How to utilize MapReduce in Hadoop?

12 months ago

Benjamin Taylor

3 minutes

To use Hadoop’s MapReduce, you need to follow these steps:

Define the Map function: The Map function is the process of splitting input data into key-value pairs. You need to write a Map function to define how the input data is transformed into key-value pairs.
Definition of the Reduce function: The Reduce function is the process of handling the key-value pairs outputted by the Map function.
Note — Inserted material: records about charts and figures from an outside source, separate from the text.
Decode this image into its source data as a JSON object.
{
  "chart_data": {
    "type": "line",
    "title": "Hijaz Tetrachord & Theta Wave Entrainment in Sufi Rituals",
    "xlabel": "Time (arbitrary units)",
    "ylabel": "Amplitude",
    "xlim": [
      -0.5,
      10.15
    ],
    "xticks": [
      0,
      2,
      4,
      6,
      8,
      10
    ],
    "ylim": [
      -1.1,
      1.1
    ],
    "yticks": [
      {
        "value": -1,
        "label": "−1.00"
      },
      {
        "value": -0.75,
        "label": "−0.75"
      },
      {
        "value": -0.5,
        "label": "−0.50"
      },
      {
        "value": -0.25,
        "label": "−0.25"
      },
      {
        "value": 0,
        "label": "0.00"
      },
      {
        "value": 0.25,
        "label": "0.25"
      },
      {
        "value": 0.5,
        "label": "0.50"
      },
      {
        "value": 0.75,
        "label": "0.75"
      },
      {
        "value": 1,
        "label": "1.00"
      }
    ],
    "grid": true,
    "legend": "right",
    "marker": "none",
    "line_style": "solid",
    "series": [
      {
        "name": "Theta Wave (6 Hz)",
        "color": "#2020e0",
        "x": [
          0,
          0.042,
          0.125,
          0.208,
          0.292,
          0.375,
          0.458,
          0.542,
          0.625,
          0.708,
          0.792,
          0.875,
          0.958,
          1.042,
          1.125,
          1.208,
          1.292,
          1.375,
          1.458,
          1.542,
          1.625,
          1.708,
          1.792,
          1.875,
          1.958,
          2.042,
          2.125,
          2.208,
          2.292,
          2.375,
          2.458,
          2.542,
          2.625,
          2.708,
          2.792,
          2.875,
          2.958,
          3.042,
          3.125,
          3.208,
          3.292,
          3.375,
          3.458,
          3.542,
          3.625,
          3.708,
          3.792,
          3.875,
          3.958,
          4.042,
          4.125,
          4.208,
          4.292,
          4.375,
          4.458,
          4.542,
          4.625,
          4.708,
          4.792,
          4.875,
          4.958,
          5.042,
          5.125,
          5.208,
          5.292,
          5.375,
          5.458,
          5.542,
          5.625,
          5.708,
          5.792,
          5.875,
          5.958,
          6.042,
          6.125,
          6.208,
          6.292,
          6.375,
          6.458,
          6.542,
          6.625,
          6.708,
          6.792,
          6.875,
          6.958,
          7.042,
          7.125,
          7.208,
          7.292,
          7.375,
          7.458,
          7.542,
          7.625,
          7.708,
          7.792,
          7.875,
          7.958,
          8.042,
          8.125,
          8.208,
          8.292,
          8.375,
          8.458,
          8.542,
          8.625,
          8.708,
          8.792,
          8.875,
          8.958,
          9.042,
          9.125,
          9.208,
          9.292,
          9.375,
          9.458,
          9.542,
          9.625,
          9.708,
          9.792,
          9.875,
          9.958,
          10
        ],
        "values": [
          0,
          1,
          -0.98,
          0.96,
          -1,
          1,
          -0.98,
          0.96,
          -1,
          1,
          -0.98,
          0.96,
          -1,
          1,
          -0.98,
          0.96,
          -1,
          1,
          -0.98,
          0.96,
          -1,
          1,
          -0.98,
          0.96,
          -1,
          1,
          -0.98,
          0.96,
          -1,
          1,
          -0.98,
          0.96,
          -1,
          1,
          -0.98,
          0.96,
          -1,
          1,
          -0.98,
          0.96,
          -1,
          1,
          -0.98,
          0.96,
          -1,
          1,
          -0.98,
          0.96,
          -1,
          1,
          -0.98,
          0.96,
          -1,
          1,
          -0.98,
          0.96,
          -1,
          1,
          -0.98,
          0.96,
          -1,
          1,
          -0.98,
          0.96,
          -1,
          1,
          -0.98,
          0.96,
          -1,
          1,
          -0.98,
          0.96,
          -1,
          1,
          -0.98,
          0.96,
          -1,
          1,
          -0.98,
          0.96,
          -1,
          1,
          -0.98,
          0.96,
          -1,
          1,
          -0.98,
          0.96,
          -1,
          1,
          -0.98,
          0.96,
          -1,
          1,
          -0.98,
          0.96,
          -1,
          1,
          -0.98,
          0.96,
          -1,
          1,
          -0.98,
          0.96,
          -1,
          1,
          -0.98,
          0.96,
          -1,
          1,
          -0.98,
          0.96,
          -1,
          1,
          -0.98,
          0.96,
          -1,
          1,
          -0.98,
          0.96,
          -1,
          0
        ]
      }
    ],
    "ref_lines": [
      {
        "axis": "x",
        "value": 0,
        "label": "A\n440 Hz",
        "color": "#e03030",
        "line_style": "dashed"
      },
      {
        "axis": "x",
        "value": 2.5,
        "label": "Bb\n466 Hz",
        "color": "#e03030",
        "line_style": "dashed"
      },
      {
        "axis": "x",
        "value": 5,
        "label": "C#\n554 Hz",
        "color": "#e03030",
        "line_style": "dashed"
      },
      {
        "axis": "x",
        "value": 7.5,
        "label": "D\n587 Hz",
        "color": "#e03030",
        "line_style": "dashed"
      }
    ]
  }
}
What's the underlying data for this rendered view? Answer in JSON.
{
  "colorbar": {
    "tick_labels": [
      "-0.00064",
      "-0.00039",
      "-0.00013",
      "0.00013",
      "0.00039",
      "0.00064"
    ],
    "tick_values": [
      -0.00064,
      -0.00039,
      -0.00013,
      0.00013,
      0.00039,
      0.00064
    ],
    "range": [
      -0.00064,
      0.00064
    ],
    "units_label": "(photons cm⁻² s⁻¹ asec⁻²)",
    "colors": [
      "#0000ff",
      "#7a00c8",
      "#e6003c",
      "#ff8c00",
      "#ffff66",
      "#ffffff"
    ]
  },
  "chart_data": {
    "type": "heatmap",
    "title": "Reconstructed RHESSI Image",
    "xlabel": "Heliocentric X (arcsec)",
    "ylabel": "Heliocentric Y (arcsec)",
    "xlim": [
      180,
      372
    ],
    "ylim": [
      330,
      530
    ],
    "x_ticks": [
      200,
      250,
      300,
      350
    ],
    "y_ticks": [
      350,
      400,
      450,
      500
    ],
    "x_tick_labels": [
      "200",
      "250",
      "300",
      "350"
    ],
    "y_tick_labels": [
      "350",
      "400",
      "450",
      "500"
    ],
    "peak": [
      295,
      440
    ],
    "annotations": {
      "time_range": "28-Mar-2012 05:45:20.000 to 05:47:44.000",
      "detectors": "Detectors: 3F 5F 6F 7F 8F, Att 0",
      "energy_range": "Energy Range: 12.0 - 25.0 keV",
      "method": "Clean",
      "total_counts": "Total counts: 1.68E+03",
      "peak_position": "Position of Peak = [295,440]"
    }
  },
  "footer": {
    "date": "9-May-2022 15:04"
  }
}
You need to write a Reduce function to define how to process the key-value pairs outputted by the Map function.
Configure a MapReduce job: You’ll need to utilize Hadoop’s configuration file to set various parameters for the MapReduce job, such as input path, output path, Map function, and Reduce function.
Running MapReduce jobs: You can submit and run MapReduce jobs using Hadoop’s command line tools or programming interfaces.
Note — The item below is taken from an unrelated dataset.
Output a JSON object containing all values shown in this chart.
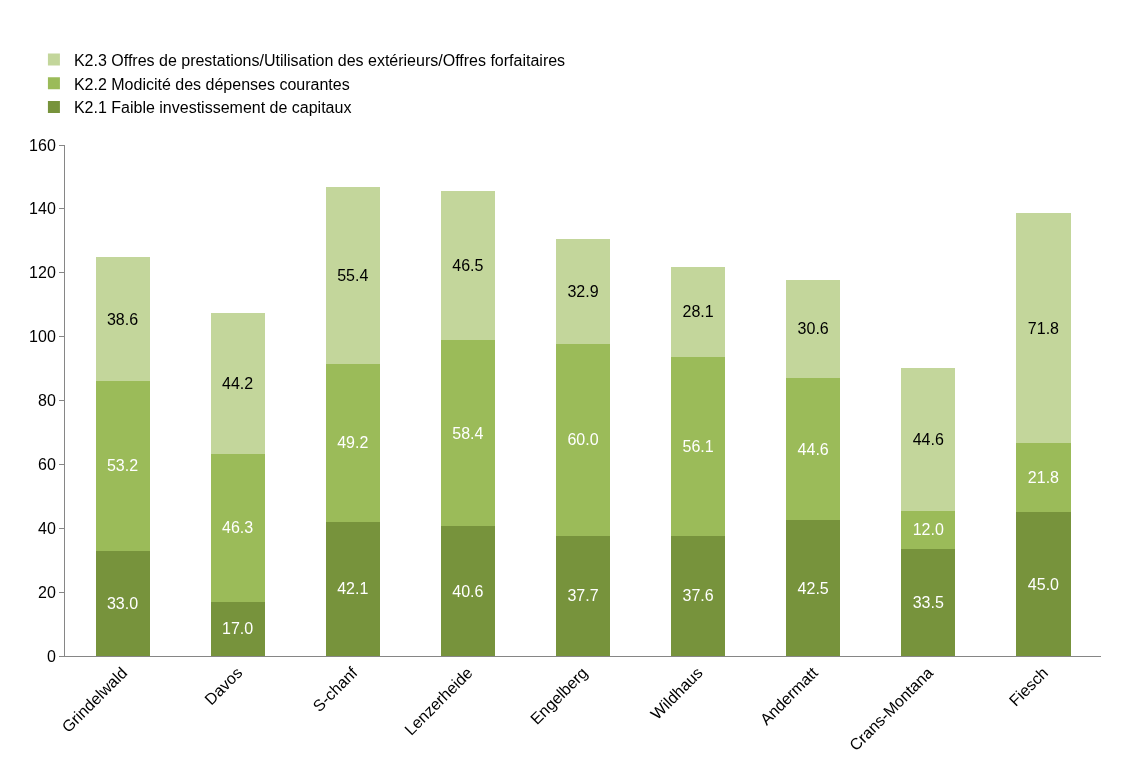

Here is an example code using Hadoop MapReduce:

import org.apache.hadoop.conf.Configuration;
import org.apache.hadoop.fs.Path;
import org.apache.hadoop.io.IntWritable;
import org.apache.hadoop.io.Text;
import org.apache.hadoop.mapreduce.Job;
import org.apache.hadoop.mapreduce.Mapper;
import org.apache.hadoop.mapreduce.Reducer;
import org.apache.hadoop.mapreduce.lib.input.FileInputFormat;
import org.apache.hadoop.mapreduce.lib.output.FileOutputFormat;

import java.io.IOException;
import java.util.StringTokenizer;

public class WordCount {

  public static class TokenizerMapper
       extends Mapper<Object, Text, Text, IntWritable>{

    private final static IntWritable one = new IntWritable(1);
    private Text word = new Text();

    public void map(Object key, Text value, Context context
                    ) throws IOException, InterruptedException {
      StringTokenizer itr = new StringTokenizer(value.toString());
      while (itr.hasMoreTokens()) {
        word.set(itr.nextToken());
        context.write(word, one);
      }
    }
  }

  public static class IntSumReducer
       extends Reducer<Text,IntWritable,Text,IntWritable> {
    private IntWritable result = new IntWritable();

    public void reduce(Text key, Iterable<IntWritable> values,
                       Context context
                       ) throws IOException, InterruptedException {
      int sum = 0;
      for (IntWritable val : values) {
        sum += val.get();
      }
      result.set(sum);
      context.write(key, result);
    }
  }

  public static void main(String[] args) throws Exception {
    Configuration conf = new Configuration();
    Job job = Job.getInstance(conf, "word count");
    job.setJarByClass(WordCount.class);
    job.setMapperClass(TokenizerMapper.class);
    job.setCombinerClass(IntSumReducer.class);
    job.setReducerClass(IntSumReducer.class);
    job.setOutputKeyClass(Text.class);
    job.setOutputValueClass(IntWritable.class);
    FileInputFormat.addInputPath(job, new Path(args[0]));
    FileOutputFormat.setOutputPath(job, new Path(args[1]));
    System.exit(job.waitForCompletion(true) ? 0 : 1);
  }
}

This sample code is a simple word count program. It splits each word in the input file into key-value pairs, then counts the occurrence of each word. Lastly, it outputs each word along with its corresponding frequency.

You can use Hadoop’s command line tool to package the code into a JAR file, and then submit and run the MapReduce job using the following command.

hadoop jar WordCount.jar WordCount input output

WordCount is the name of the JAR file you package, input refers to the input file path, and output refers to the output file path.

Before running MapReduce jobs, make sure to install and configure the Hadoop cluster and ensure that the cluster is running.